Las nubes empujaban el tiempo en la sonrisa del céfiro. El pestañeo del sol era incontable y el dolor difuso. Gottlieb pastaba cerca de la laguna, ignorando el contenido del vacío que se filtraba en el corazón de su amo y le retenía sin brida alguna a él.
Las manos estaban resecas de sangre, la armadura magullada y el orgullo, mancillado. Sin embargo, Sigfrido estaba tranquilo. Seguramente por falta de fuerzas, aunque también porque sentía en su ánimo una calma no corriente.
Había sido derrotado, pero no justamente. No era el sabor de la derrota lo que le quemaba el alma, sino la ruptura de las normas del juego, la falta a su honor inmerecida.
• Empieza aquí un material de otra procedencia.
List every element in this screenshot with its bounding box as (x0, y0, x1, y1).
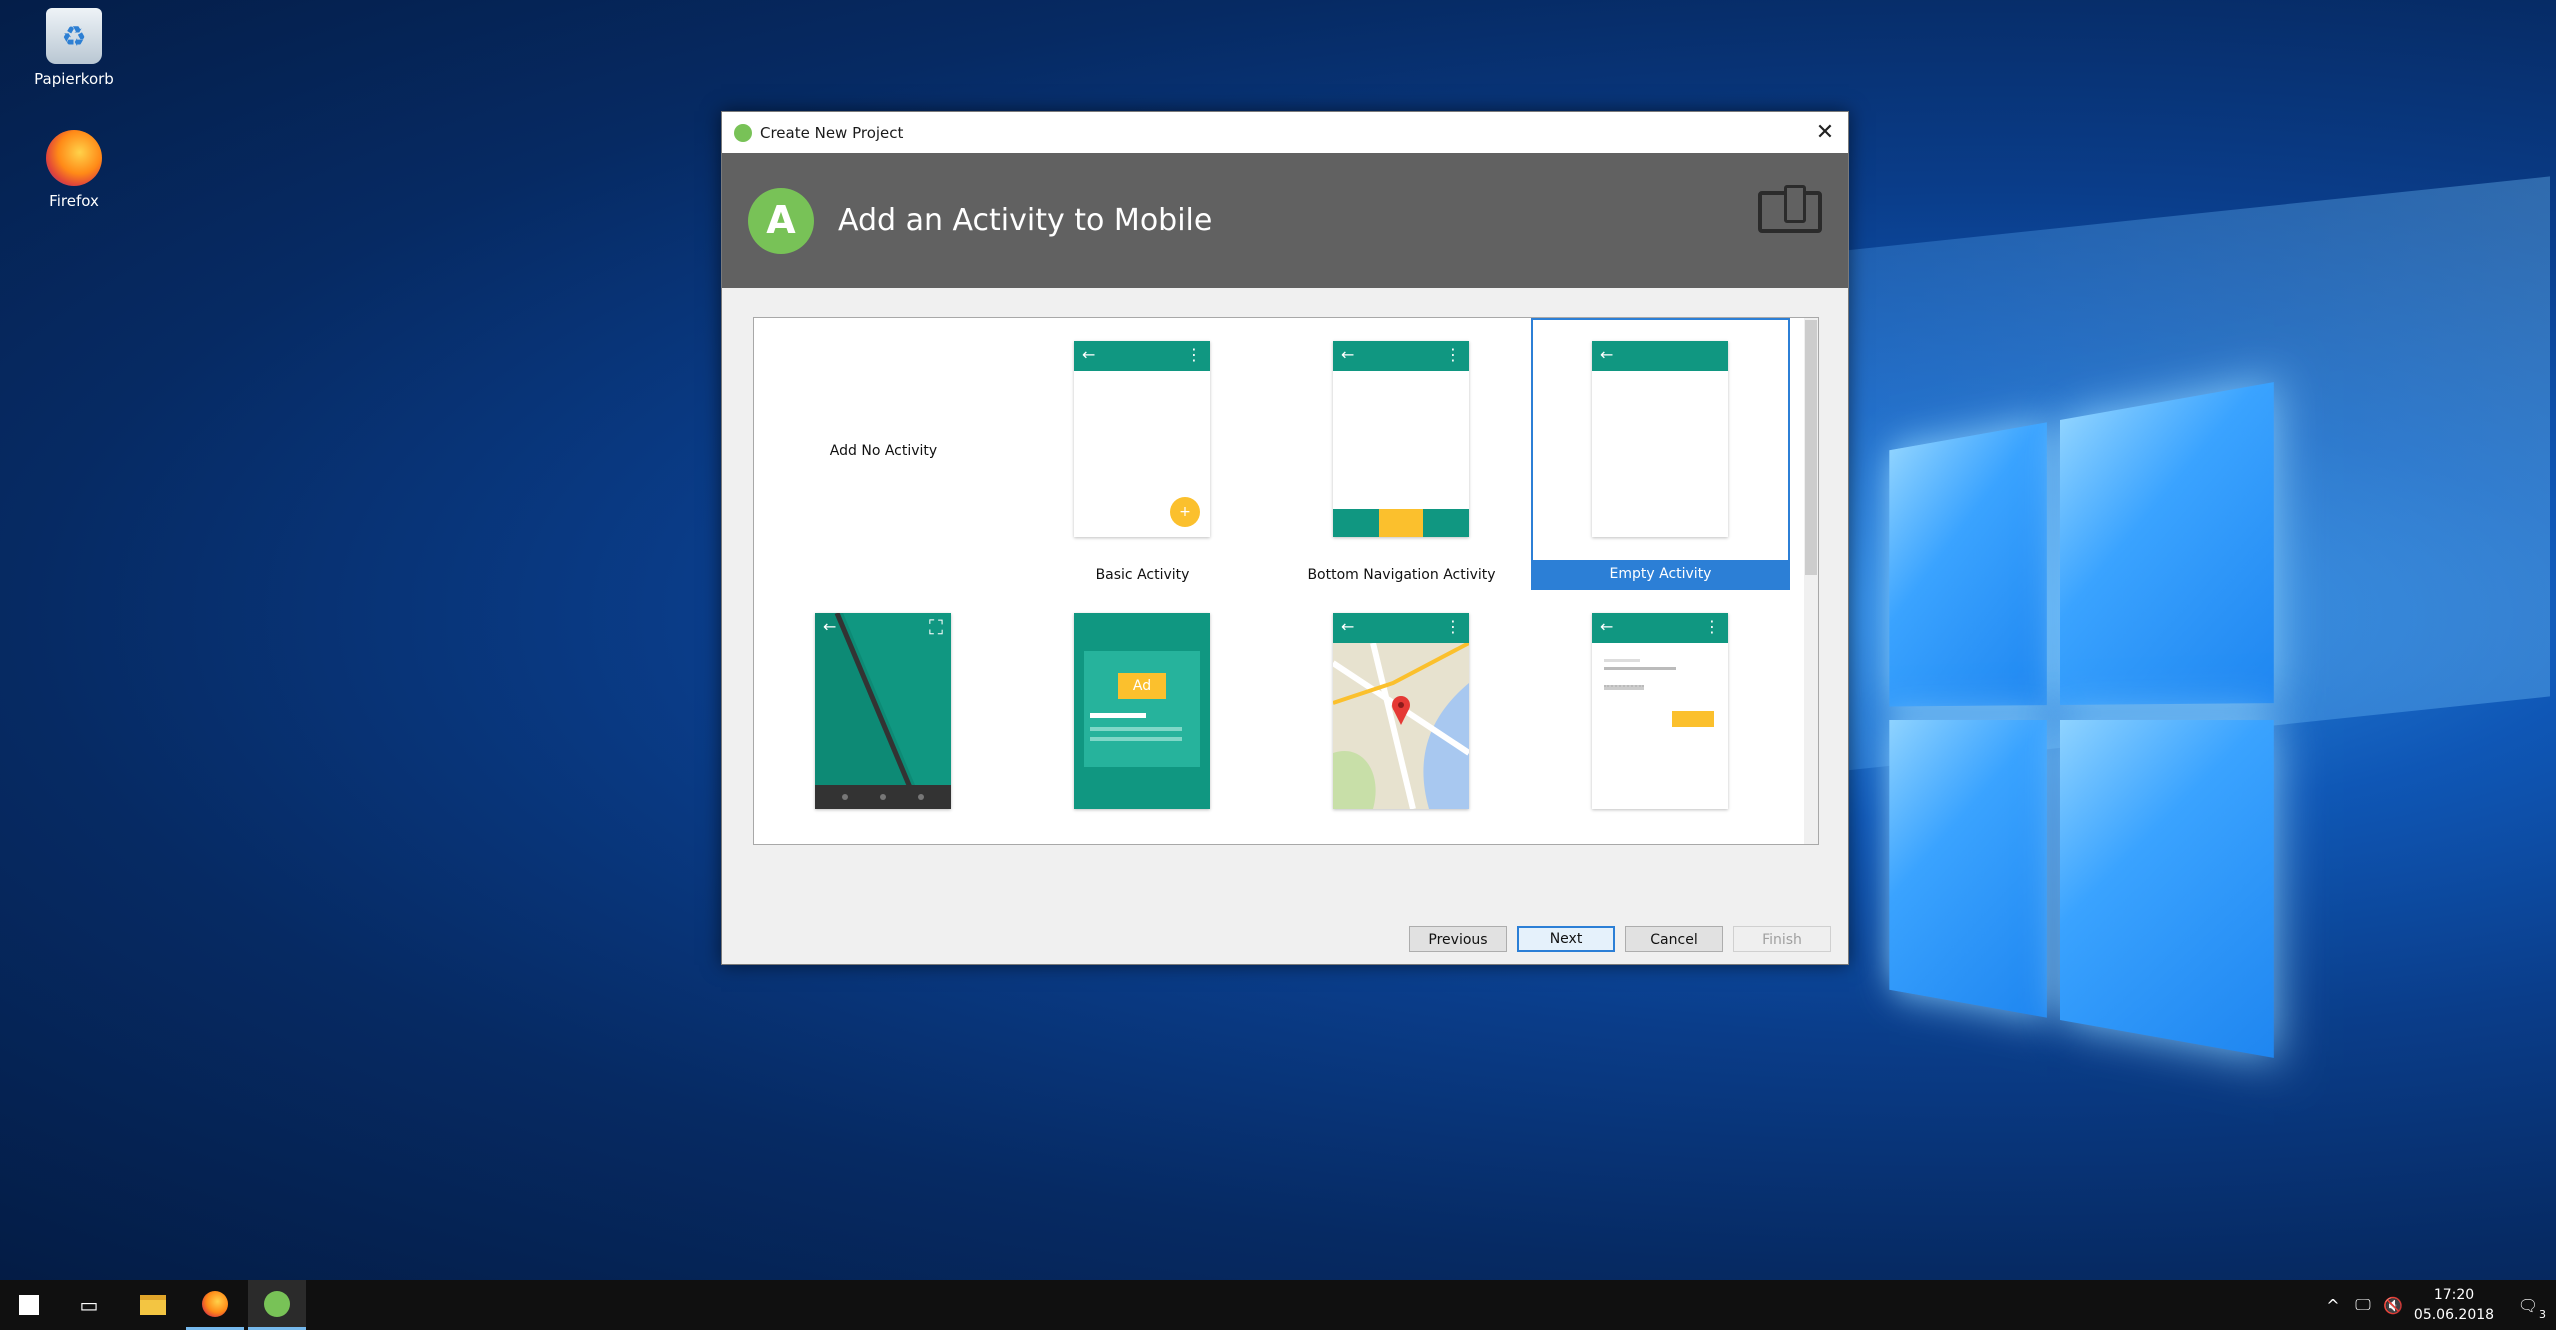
file-explorer-icon (140, 1295, 166, 1315)
back-arrow-icon: ← (823, 617, 836, 636)
firefox-icon (202, 1291, 228, 1317)
admob-ads-preview: Ad (1074, 613, 1210, 809)
action-center-icon: 🗨 (2518, 1296, 2538, 1315)
back-arrow-icon: ← (1600, 617, 1613, 636)
back-arrow-icon: ← (1082, 345, 1095, 364)
dialog-title: Create New Project (760, 124, 1802, 142)
template-basic-activity[interactable]: ← ⋮ + Basic Activity (1013, 318, 1272, 590)
system-tray: ^ 🖵 🔇 17:20 05.06.2018 🗨 3 (2318, 1280, 2556, 1330)
template-bottom-navigation-activity[interactable]: ← ⋮ Bottom Navigation Activity (1272, 318, 1531, 590)
previous-button[interactable]: Previous (1409, 926, 1507, 952)
overflow-menu-icon: ⋮ (1704, 617, 1720, 636)
clock[interactable]: 17:20 05.06.2018 (2408, 1285, 2500, 1325)
template-empty-activity[interactable]: ← Empty Activity (1531, 318, 1790, 590)
create-new-project-dialog: Create New Project ✕ Add an Activity to … (721, 111, 1849, 965)
taskbar-android-studio[interactable] (248, 1280, 306, 1330)
template-fullscreen-activity[interactable]: ← ⛶ (754, 590, 1013, 845)
overflow-menu-icon: ⋮ (1445, 617, 1461, 636)
dialog-titlebar[interactable]: Create New Project ✕ (722, 112, 1848, 153)
android-studio-icon (734, 124, 752, 142)
back-arrow-icon: ← (1341, 617, 1354, 636)
gallery-scroll-thumb[interactable] (1805, 320, 1817, 575)
network-icon[interactable]: 🖵 (2348, 1295, 2378, 1315)
volume-muted-icon[interactable]: 🔇 (2378, 1296, 2408, 1315)
template-label: Bottom Navigation Activity (1272, 564, 1531, 586)
template-google-maps-activity[interactable]: ← ⋮ (1272, 590, 1531, 845)
banner-title: Add an Activity to Mobile (838, 203, 1212, 238)
google-maps-preview: ← ⋮ (1333, 613, 1469, 809)
template-label: Add No Activity (754, 443, 1013, 459)
overflow-menu-icon: ⋮ (1445, 345, 1461, 364)
desktop-icon-firefox[interactable]: Firefox (14, 130, 134, 210)
finish-button: Finish (1733, 926, 1831, 952)
template-admob-ads-activity[interactable]: Ad (1013, 590, 1272, 845)
dialog-button-row: Previous Next Cancel Finish (722, 926, 1848, 954)
fab-plus-icon: + (1170, 497, 1200, 527)
back-arrow-icon: ← (1600, 345, 1613, 364)
activity-template-gallery: Add No Activity ← ⋮ + Basic Activity ← ⋮ B… (753, 317, 1819, 845)
taskbar: ▭ ^ 🖵 🔇 17:20 05.06.2018 🗨 3 (0, 1280, 2556, 1330)
fullscreen-activity-preview: ← ⛶ (815, 613, 951, 809)
next-button[interactable]: Next (1517, 926, 1615, 952)
bottom-navigation-preview: ← ⋮ (1333, 341, 1469, 537)
start-button[interactable] (0, 1280, 58, 1330)
taskbar-firefox[interactable] (186, 1280, 244, 1330)
recycle-bin-icon (46, 8, 102, 64)
dialog-banner: Add an Activity to Mobile (722, 153, 1848, 288)
template-login-activity[interactable]: ← ⋮ (1531, 590, 1790, 845)
show-hidden-icons-chevron-up-icon[interactable]: ^ (2318, 1296, 2348, 1315)
desktop-icon-label: Papierkorb (14, 70, 134, 88)
login-activity-preview: ← ⋮ (1592, 613, 1728, 809)
template-label: Basic Activity (1013, 564, 1272, 586)
desktop-icon-recycle-bin[interactable]: Papierkorb (14, 8, 134, 88)
empty-activity-preview: ← (1592, 341, 1728, 537)
clock-date: 05.06.2018 (2408, 1305, 2500, 1325)
notification-count-badge: 3 (2539, 1308, 2546, 1321)
template-label: Empty Activity (1533, 560, 1788, 588)
template-add-no-activity[interactable]: Add No Activity (754, 318, 1013, 590)
task-view-button[interactable]: ▭ (60, 1280, 118, 1330)
basic-activity-preview: ← ⋮ + (1074, 341, 1210, 537)
clock-time: 17:20 (2408, 1285, 2500, 1305)
taskbar-file-explorer[interactable] (124, 1280, 182, 1330)
fullscreen-icon: ⛶ (929, 615, 943, 639)
back-arrow-icon: ← (1341, 345, 1354, 364)
cancel-button[interactable]: Cancel (1625, 926, 1723, 952)
ad-badge: Ad (1118, 673, 1166, 699)
action-center-button[interactable]: 🗨 3 (2500, 1296, 2556, 1315)
gallery-scrollbar[interactable] (1804, 318, 1818, 844)
windows-wallpaper-logo (1889, 382, 2274, 1058)
close-button[interactable]: ✕ (1802, 112, 1848, 153)
android-studio-icon (264, 1291, 290, 1317)
form-factor-device-icon (1758, 191, 1822, 233)
overflow-menu-icon: ⋮ (1186, 345, 1202, 364)
desktop-icon-label: Firefox (14, 192, 134, 210)
android-studio-logo-icon (748, 188, 814, 254)
windows-logo-icon (19, 1295, 39, 1315)
firefox-icon (46, 130, 102, 186)
task-view-icon: ▭ (80, 1293, 99, 1317)
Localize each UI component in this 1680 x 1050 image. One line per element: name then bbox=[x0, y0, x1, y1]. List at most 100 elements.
La espada del enemigo seguía clavada en su bazo, mientras sentía el alentado latir de sus entrañas. Edelweiss lo ayudaría, a cambio de unos pequeños favores, como siempre. Su cabaña no se encontraba lejos, y la comunicación no verbal era suficiente como para que su corcel lo llevase a la gran estancia de pócimas y esotéricas palabras. No era el dolor físico lo que le preocupaba.
Unas gotas cayeron desde el cielo sobre sus mejillas, despertándolo del trance. Con las dos manos se arrancó la espada del costado y la clavó en la tierra. Apoyándose en ella se irguió tambaleante y juró venganza.